Because a cross-border joint venture frequently involves a growing dependence upon the local partner as local management is trained by the expatriate partner, it is important to address termination of the joint venture at the outset of the venture. The termination also may be complicated by the existence of other agreements, such as licensing or supply agreements. If the expatriate partner wants to sell, it may be difficult to find a willing buyer. If the host country partner wants to sell, it may be impossible for the expatriate partner to buy.

The joint venture agreement must identify the legal and operational barriers to meaningful liquidity rights and address them in the documentation. The joint venture documentation should specify how a buyout will occur.

What are some common methods of structuring termination strategies?

Frequently, the parties will provide that neither party will be able to sell its interest for a certain period of time to allow the venture to achieve sustained value. Thereafter, each party has a right of first refusal if the other party wants to sell. Within the right of first refusal process, it often is preferred to give the parties a period of time to negotiate before introducing an appraised price.

Another option is a “put-call” structure, wherein one party sets the price and the other has the option to buy or sell at that price.

But, it should be understood that other issues may make it impossible or impractical to buy out a partner. For example, one party may simply not have the financial means to buy out the other. Moreover, it may be legally impossible for the expatriate to buy out the local partner, and non-competition agreements may be unenforceable in the host country.

Another alternative to a buyout provision is to grant a dominant partner the right to sell the entire company, i.e. to “drag along” the joint venture partner in connection with a sale.

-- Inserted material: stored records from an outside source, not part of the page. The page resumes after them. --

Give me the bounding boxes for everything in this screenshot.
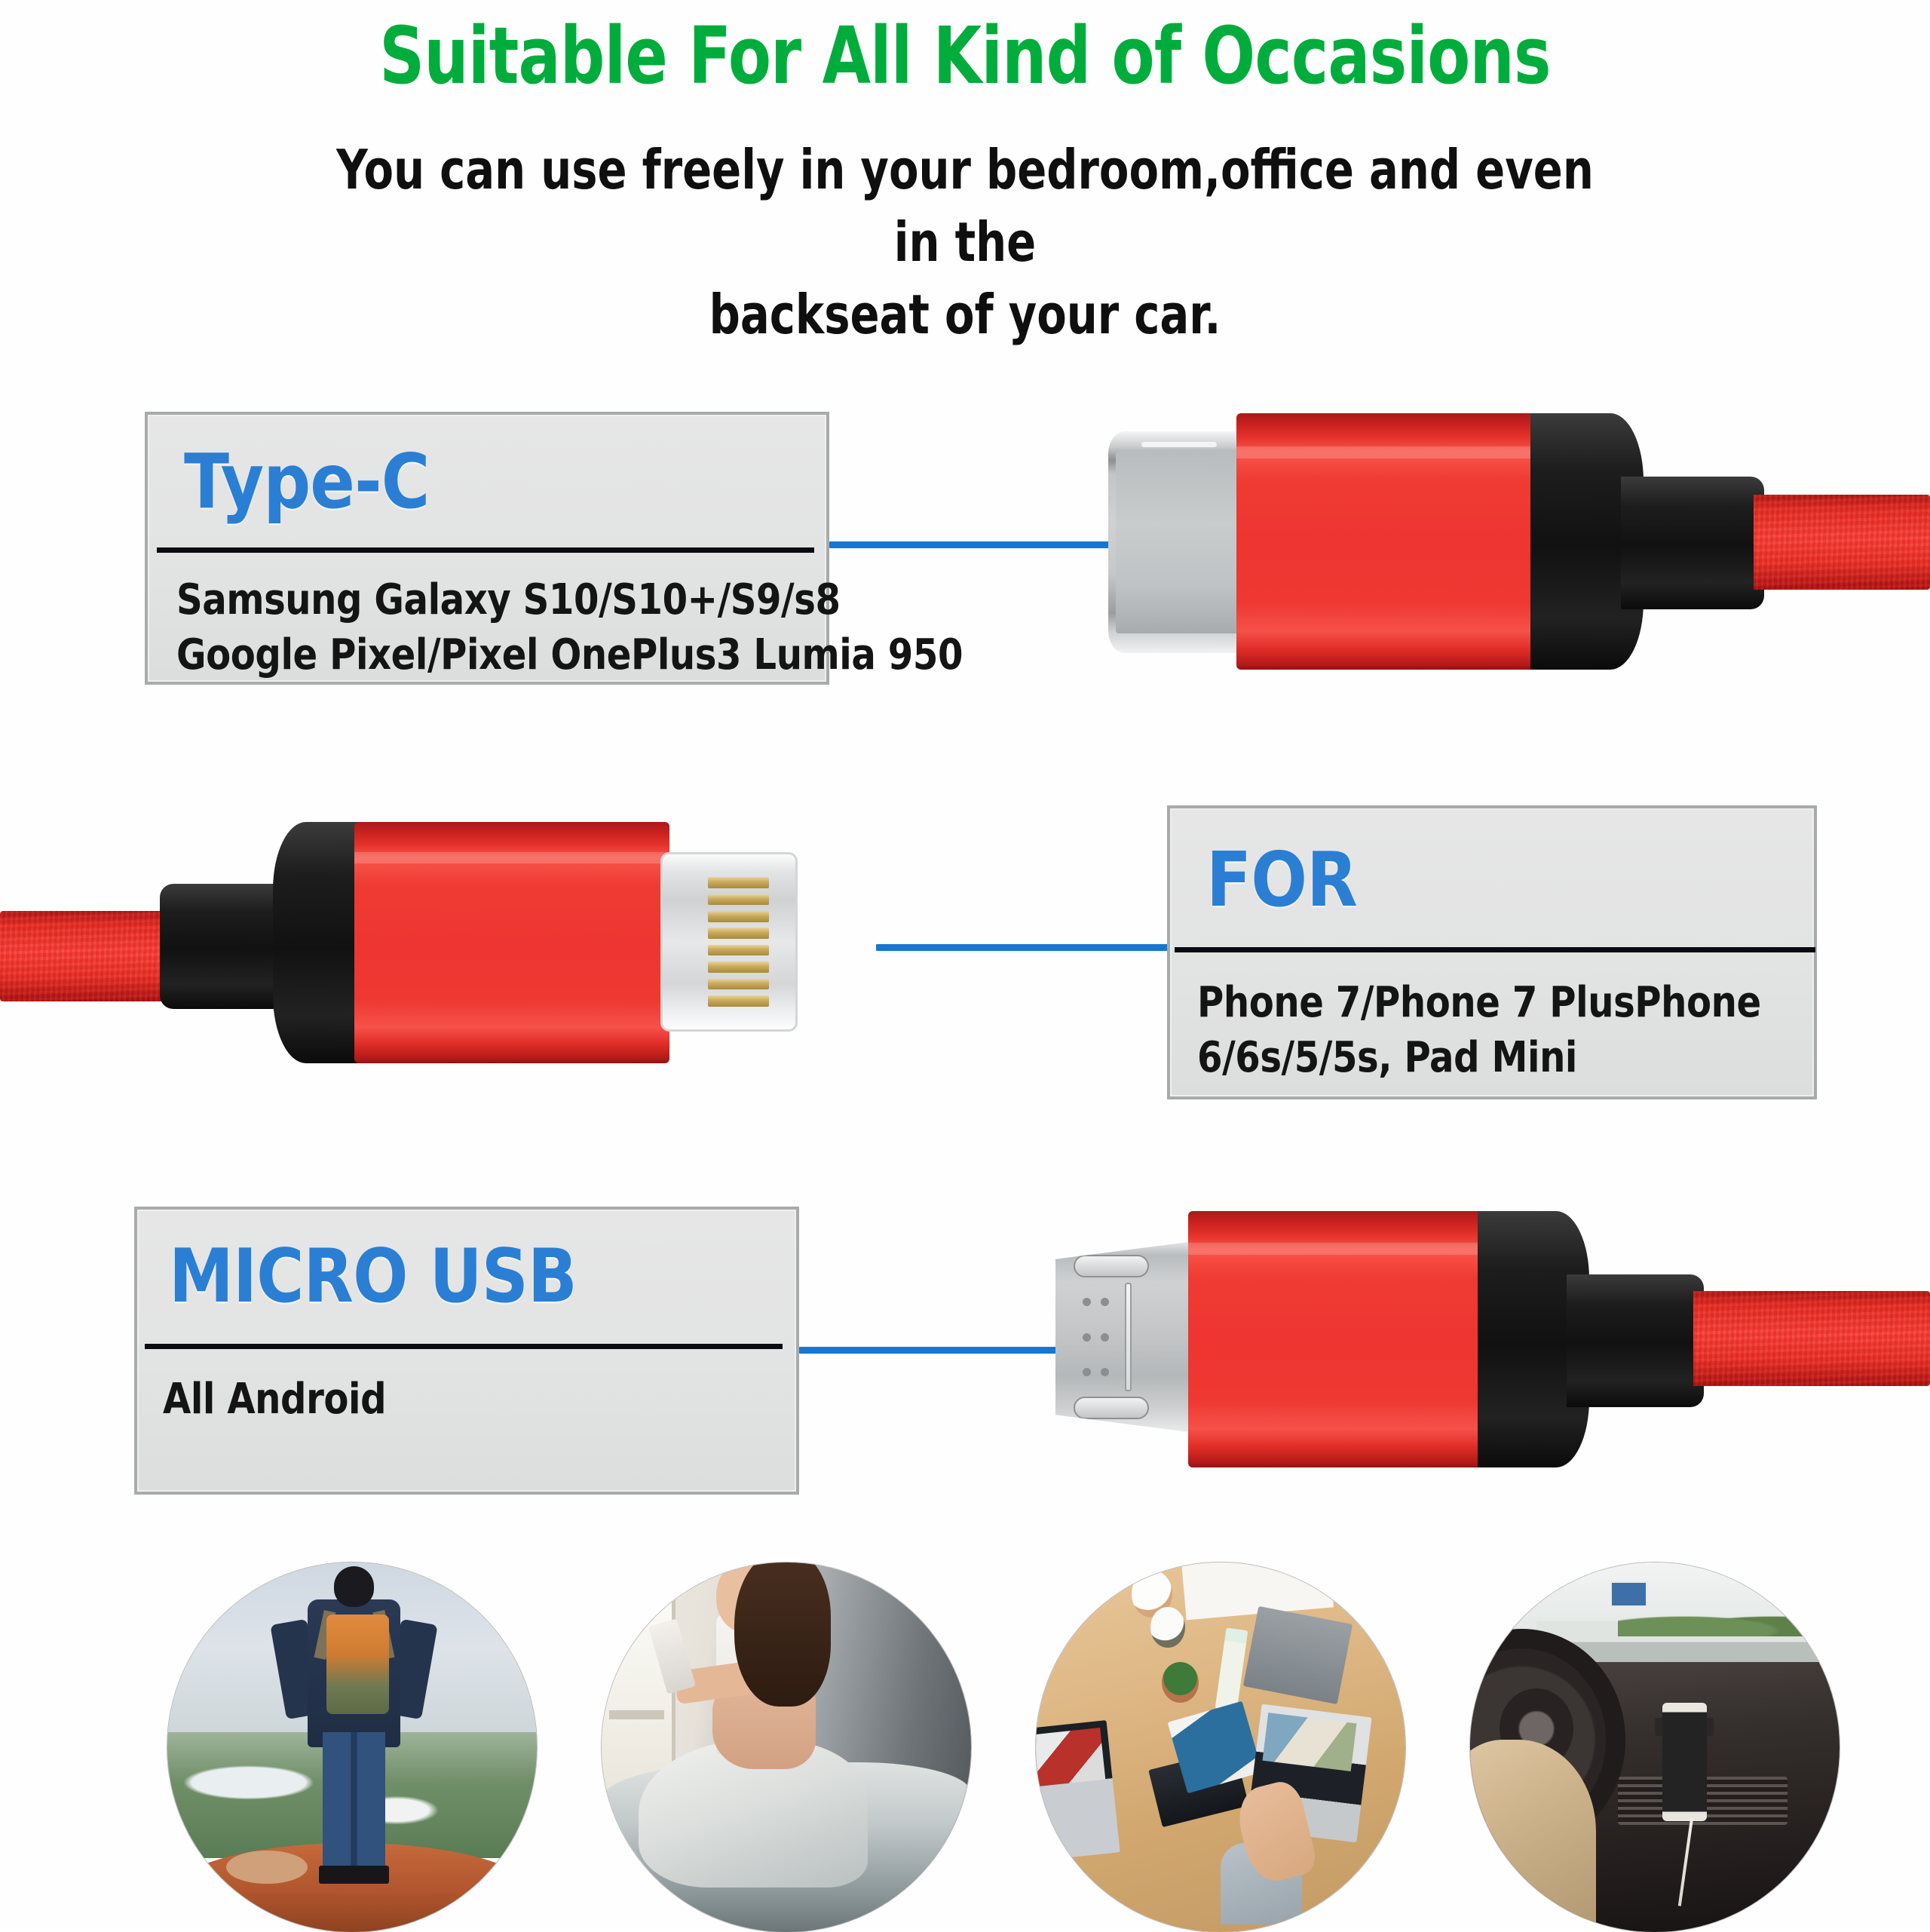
lightning-contact-pads <box>708 877 769 1007</box>
spec-card-type-c-body: Samsung Galaxy S10/S10+/S9/s8 Google Pix… <box>176 573 963 683</box>
page-title: Suitable For All Kind of Occasions <box>193 17 1737 95</box>
lead-line-type-c <box>829 541 1138 548</box>
photo-office <box>1036 1562 1405 1932</box>
photo-car-phone <box>1662 1703 1707 1821</box>
spec-card-for-divider <box>1175 947 1815 952</box>
usb-c-tip-notch-top <box>1141 442 1217 447</box>
micro-usb-strain-relief <box>1478 1211 1704 1467</box>
micro-usb-boot-neck <box>1567 1274 1704 1407</box>
micro-usb-barrel <box>1188 1211 1499 1467</box>
photo-car-trees <box>1618 1607 1840 1636</box>
micro-usb-connector <box>1055 1211 1930 1467</box>
lightning-pad <box>708 945 769 956</box>
lightning-pad <box>708 928 769 939</box>
photo-car-hand-upper <box>1470 1762 1473 1792</box>
photo-office-cup-2 <box>1150 1607 1186 1648</box>
spec-card-micro-usb-body-line-1: All Android <box>163 1372 386 1428</box>
photo-bedroom-hair <box>734 1562 830 1707</box>
micro-usb-tab-top <box>1074 1255 1149 1277</box>
micro-usb-slot <box>1125 1283 1132 1391</box>
spec-card-for-body-line-1: Phone 7/Phone 7 PlusPhone <box>1197 976 1761 1031</box>
lightning-pad <box>708 995 769 1007</box>
micro-usb-barrel-highlight <box>1188 1243 1499 1255</box>
page-subtitle-line-2: backseat of your car. <box>314 279 1616 351</box>
spec-card-for-body: Phone 7/Phone 7 PlusPhone 6/6s/5/5s, Pad… <box>1197 976 1761 1086</box>
spec-card-for-body-line-2: 6/6s/5/5s, Pad Mini <box>1197 1031 1761 1086</box>
photo-bedroom-window-pane <box>609 1710 665 1719</box>
spec-card-for: FOR Phone 7/Phone 7 PlusPhone 6/6s/5/5s,… <box>1167 805 1817 1099</box>
photo-office-laptop-left-screen <box>1036 1728 1104 1789</box>
micro-usb-tip <box>1055 1240 1206 1434</box>
spec-card-type-c: Type-C Samsung Galaxy S10/S10+/S9/s8 Goo… <box>145 412 829 685</box>
usb-c-strain-relief <box>1530 413 1764 670</box>
usb-c-barrel-highlight <box>1236 446 1553 458</box>
photo-car-hand-lower <box>1470 1820 1490 1848</box>
lead-line-micro-usb <box>799 1347 1068 1354</box>
usb-c-barrel <box>1236 413 1553 670</box>
lightning-barrel-highlight <box>354 852 669 863</box>
lead-line-for <box>876 944 1170 951</box>
photo-hiking-head <box>334 1566 375 1607</box>
photo-hiking <box>167 1562 537 1932</box>
spec-card-micro-usb: MICRO USB All Android <box>134 1207 799 1495</box>
micro-usb-tab-bottom <box>1074 1397 1149 1419</box>
photo-bedroom <box>602 1562 971 1932</box>
lightning-pad <box>708 911 769 922</box>
lightning-barrel <box>354 822 669 1063</box>
photo-office-plant <box>1162 1662 1199 1703</box>
photo-office-laptop-top <box>1243 1605 1353 1704</box>
micro-usb-cable <box>1693 1291 1930 1386</box>
usb-c-connector <box>1108 413 1930 670</box>
spec-card-type-c-divider <box>157 547 814 553</box>
lightning-connector <box>0 822 875 1063</box>
photo-hiking-backpack <box>326 1615 389 1714</box>
lightning-pad <box>708 961 769 973</box>
spec-card-micro-usb-divider <box>145 1344 783 1349</box>
usb-c-cable <box>1754 495 1930 590</box>
photo-hiking-legs <box>323 1732 385 1872</box>
page-subtitle: You can use freely in your bedroom,offic… <box>314 134 1616 351</box>
lightning-cable <box>0 911 181 1001</box>
micro-usb-hole <box>1083 1298 1091 1306</box>
photo-car-road-sign <box>1610 1581 1647 1607</box>
micro-usb-hole <box>1101 1368 1109 1376</box>
lightning-pad <box>708 877 769 888</box>
page-subtitle-line-1: You can use freely in your bedroom,offic… <box>314 134 1616 279</box>
usb-c-tip-inner <box>1116 451 1256 633</box>
spec-card-micro-usb-body: All Android <box>163 1372 386 1428</box>
spec-card-for-heading: FOR <box>1206 836 1357 924</box>
lightning-pad <box>708 894 769 906</box>
lightning-tip <box>660 852 798 1032</box>
usb-c-boot-neck <box>1621 477 1764 609</box>
spec-card-micro-usb-heading: MICRO USB <box>169 1234 577 1320</box>
lightning-strain-relief <box>160 822 386 1063</box>
spec-card-type-c-heading: Type-C <box>184 437 429 526</box>
spec-card-type-c-body-line-1: Samsung Galaxy S10/S10+/S9/s8 <box>176 573 963 628</box>
photo-hiking-shoes <box>319 1866 389 1884</box>
spec-card-type-c-body-line-2: Google Pixel/Pixel OnePlus3 Lumia 950 <box>176 628 963 683</box>
lightning-pad <box>708 979 769 990</box>
micro-usb-hole <box>1101 1298 1109 1306</box>
micro-usb-hole <box>1101 1333 1109 1342</box>
micro-usb-hole <box>1083 1333 1091 1342</box>
micro-usb-hole <box>1083 1368 1091 1376</box>
photo-car <box>1470 1562 1840 1932</box>
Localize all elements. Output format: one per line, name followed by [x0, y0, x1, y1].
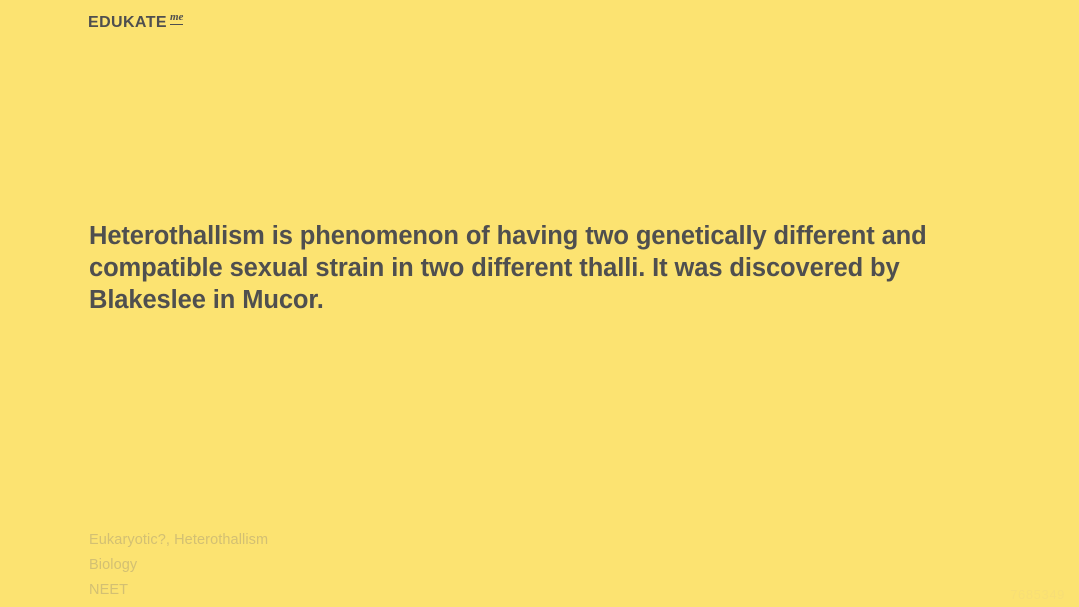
footer-topic: Eukaryotic?, Heterothallism — [89, 528, 268, 553]
slide-canvas: EDUKATE me Heterothallism is phenomenon … — [0, 0, 1079, 607]
statement-text: Heterothallism is phenomenon of having t… — [89, 220, 989, 316]
edukate-logo[interactable]: EDUKATE me — [88, 15, 183, 31]
brand-suffix: me — [170, 12, 183, 25]
footer-subject: Biology — [89, 553, 268, 578]
footer-exam: NEET — [89, 578, 268, 603]
footer-metadata: Eukaryotic?, Heterothallism Biology NEET — [89, 528, 268, 603]
slide-id-watermark: 7685349 — [1010, 587, 1065, 602]
brand-name: EDUKATE — [88, 15, 167, 31]
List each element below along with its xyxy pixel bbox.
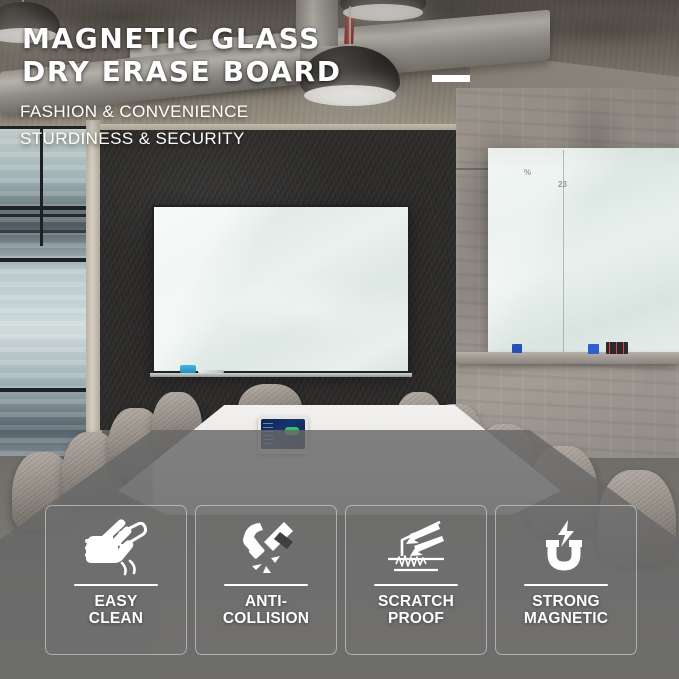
feature-label-strong-magnetic: STRONG MAGNETIC: [524, 593, 608, 628]
blue-eraser: [180, 365, 196, 373]
feature-card-easy-clean: EASY CLEAN: [45, 505, 187, 655]
whiteboard-mark: 23: [558, 180, 567, 189]
feature-label-scratch-proof: SCRATCH PROOF: [378, 593, 454, 628]
subheadline-line-1: FASHION & CONVENIENCE: [20, 98, 249, 125]
glass-whiteboard-main: [152, 205, 410, 373]
blue-magnet-accessory: [512, 344, 522, 353]
headline-line-1: MAGNETIC GLASS: [22, 22, 492, 55]
glass-partition-wall: [0, 126, 92, 456]
feature-label-line-2: COLLISION: [223, 610, 309, 627]
feature-card-scratch-proof: SCRATCH PROOF: [345, 505, 487, 655]
feature-label-line-1: EASY: [94, 593, 137, 610]
feature-label-line-1: ANTI-: [245, 593, 287, 610]
feature-label-easy-clean: EASY CLEAN: [89, 593, 143, 628]
card-divider: [74, 584, 158, 586]
dry-erase-marker: [198, 370, 224, 373]
feature-card-strong-magnetic: STRONG MAGNETIC: [495, 505, 637, 655]
feature-label-line-2: MAGNETIC: [524, 610, 608, 627]
headline-line-2: DRY ERASE BOARD: [22, 55, 492, 88]
whiteboard-pen-tray: [150, 373, 412, 377]
card-divider: [224, 584, 308, 586]
card-divider: [374, 584, 458, 586]
feature-label-line-1: STRONG: [532, 593, 600, 610]
hammer-impact-icon: [230, 518, 302, 580]
marker-holder: [606, 342, 628, 354]
card-divider: [524, 584, 608, 586]
horseshoe-magnet-icon: [530, 518, 602, 580]
window-mullion: [0, 206, 92, 210]
feature-card-list: EASY CLEAN: [45, 505, 637, 655]
feature-label-anti-collision: ANTI- COLLISION: [223, 593, 309, 628]
headline-block: MAGNETIC GLASS DRY ERASE BOARD: [22, 22, 492, 88]
blade-scratch-icon: [380, 518, 452, 580]
product-banner: % 23 MAGNETIC GLASS DRY ERASE BOARD: [0, 0, 679, 679]
atrium-railing: [0, 214, 88, 254]
concrete-ledge: [456, 352, 679, 364]
glass-whiteboard-secondary: [488, 148, 679, 356]
feature-label-line-2: PROOF: [388, 610, 444, 627]
window-mullion: [0, 258, 92, 262]
subheadline-block: FASHION & CONVENIENCE STURDINESS & SECUR…: [20, 98, 249, 152]
feature-card-anti-collision: ANTI- COLLISION: [195, 505, 337, 655]
feature-label-line-1: SCRATCH: [378, 593, 454, 610]
blue-magnet-accessory: [588, 344, 599, 354]
hand-eraser-icon: [80, 518, 152, 580]
feature-label-line-2: CLEAN: [89, 610, 143, 627]
window-mullion: [0, 388, 92, 392]
decorative-dash: [432, 75, 470, 82]
subheadline-line-2: STURDINESS & SECURITY: [20, 125, 249, 152]
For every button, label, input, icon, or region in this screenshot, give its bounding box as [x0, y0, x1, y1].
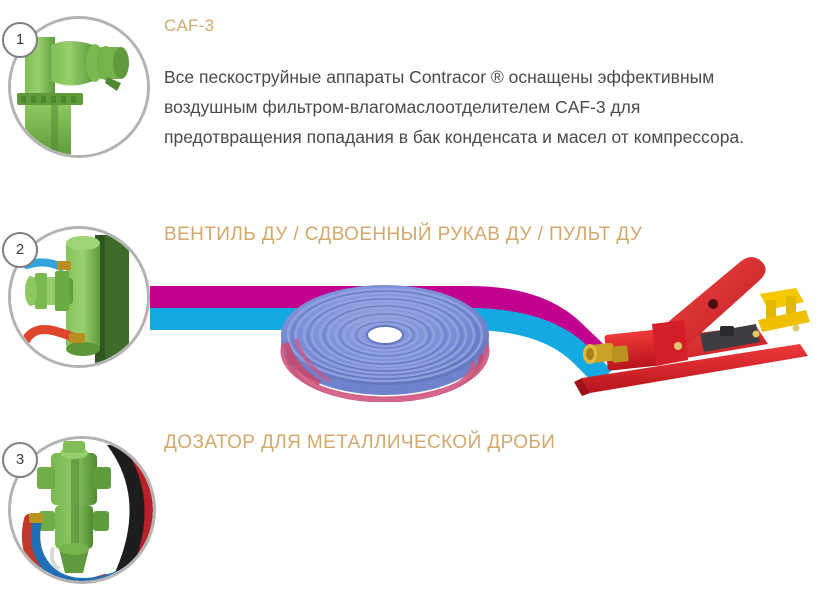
- marker-2-label: 2: [16, 241, 24, 258]
- infographic-page: 1 CAF-3 Все пескоструйные аппараты Contr…: [0, 0, 818, 600]
- marker-3-label: 3: [16, 451, 24, 468]
- hose-coil-icon: [280, 277, 490, 402]
- red-remote-control-deadman-handle: [560, 248, 818, 408]
- marker-2: 2: [2, 232, 38, 268]
- deadman-handle-icon: [560, 248, 818, 408]
- marker-1-label: 1: [16, 31, 24, 48]
- marker-3: 3: [2, 442, 38, 478]
- section-title-3: ДОЗАТОР ДЛЯ МЕТАЛЛИЧЕСКОЙ ДРОБИ: [164, 432, 555, 454]
- marker-1: 1: [2, 22, 38, 58]
- twin-remote-control-hose-coil: [280, 277, 490, 402]
- brass-coupling-icon: [583, 343, 629, 364]
- yellow-clamp-icon: [758, 288, 810, 332]
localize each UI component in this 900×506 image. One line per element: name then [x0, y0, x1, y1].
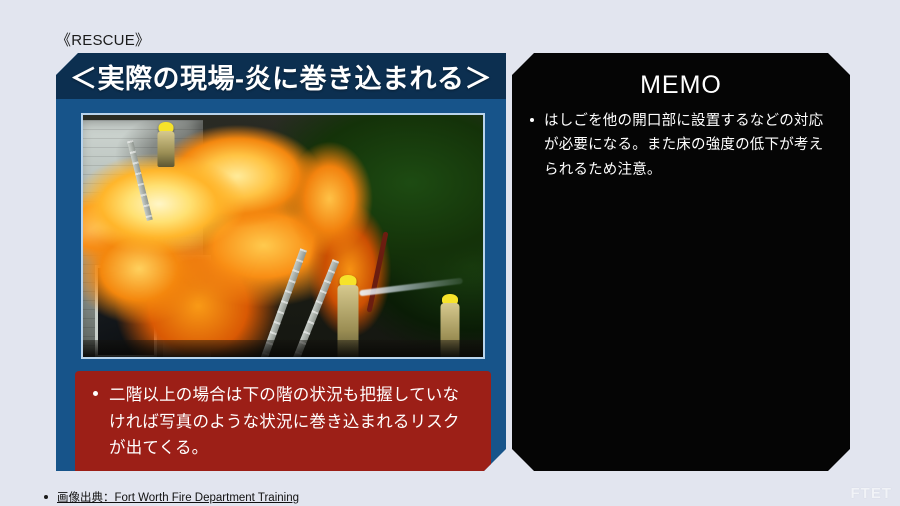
left-panel-title: ＜実際の現場-炎に巻き込まれる＞ — [56, 53, 506, 99]
bullet-dot-icon — [530, 118, 534, 122]
photo-ground-shadow — [83, 340, 483, 357]
memo-body: はしごを他の開口部に設置するなどの対応が必要になる。また床の強度の低下が考えられ… — [512, 109, 850, 182]
watermark: FTET — [851, 485, 893, 502]
footer-source-credit: 画像出典：Fort Worth Fire Department Training — [44, 489, 299, 505]
photo-firefighter-roof — [151, 122, 181, 168]
left-content-panel: ＜実際の現場-炎に巻き込まれる＞ — [56, 53, 506, 471]
memo-text: はしごを他の開口部に設置するなどの対応が必要になる。また床の強度の低下が考えられ… — [544, 109, 832, 182]
caption-bullet-item: 二階以上の場合は下の階の状況も把握していなければ写真のような状況に巻き込まれるリ… — [89, 382, 475, 462]
photo-turnout-gear — [158, 131, 175, 167]
photo-canvas — [83, 115, 483, 357]
memo-title: MEMO — [512, 71, 850, 100]
footer-source-text[interactable]: 画像出典：Fort Worth Fire Department Training — [57, 489, 299, 505]
fire-scene-photo — [81, 113, 485, 359]
caption-box: 二階以上の場合は下の階の状況も把握していなければ写真のような状況に巻き込まれるリ… — [75, 371, 491, 474]
bullet-dot-icon — [44, 495, 48, 499]
bullet-dot-icon — [93, 391, 98, 396]
slide-label: 《RESCUE》 — [56, 29, 150, 50]
caption-text: 二階以上の場合は下の階の状況も把握していなければ写真のような状況に巻き込まれるリ… — [109, 382, 475, 462]
memo-bullet-item: はしごを他の開口部に設置するなどの対応が必要になる。また床の強度の低下が考えられ… — [522, 109, 832, 182]
memo-panel: MEMO はしごを他の開口部に設置するなどの対応が必要になる。また床の強度の低下… — [512, 53, 850, 471]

Similarly, the agreements frequently give the non-dominant partner a right to “tag along” with the dominant partner in the sale of its interest in the venture, i.e., to share on a pro rata basis in the sale on the same terms.

What other considerations are there when terminating the joint venture?

Because you may have transferred technology, trademarks, goodwill, key employees and other assets to the venture, it is important to properly address, at the beginning of the joint venture, the rights of each party to those assets upon termination. A key goal of the termination is restoring to each of the partners to the joint venture the assets that are properly theirs. If the joint venture terminates without a sale of the going concern to a third party, the partners should agree upon a plan to value and dispose of the assets. Also, the parties should contemplate how they will pay indemnities to terminated employees required by local law.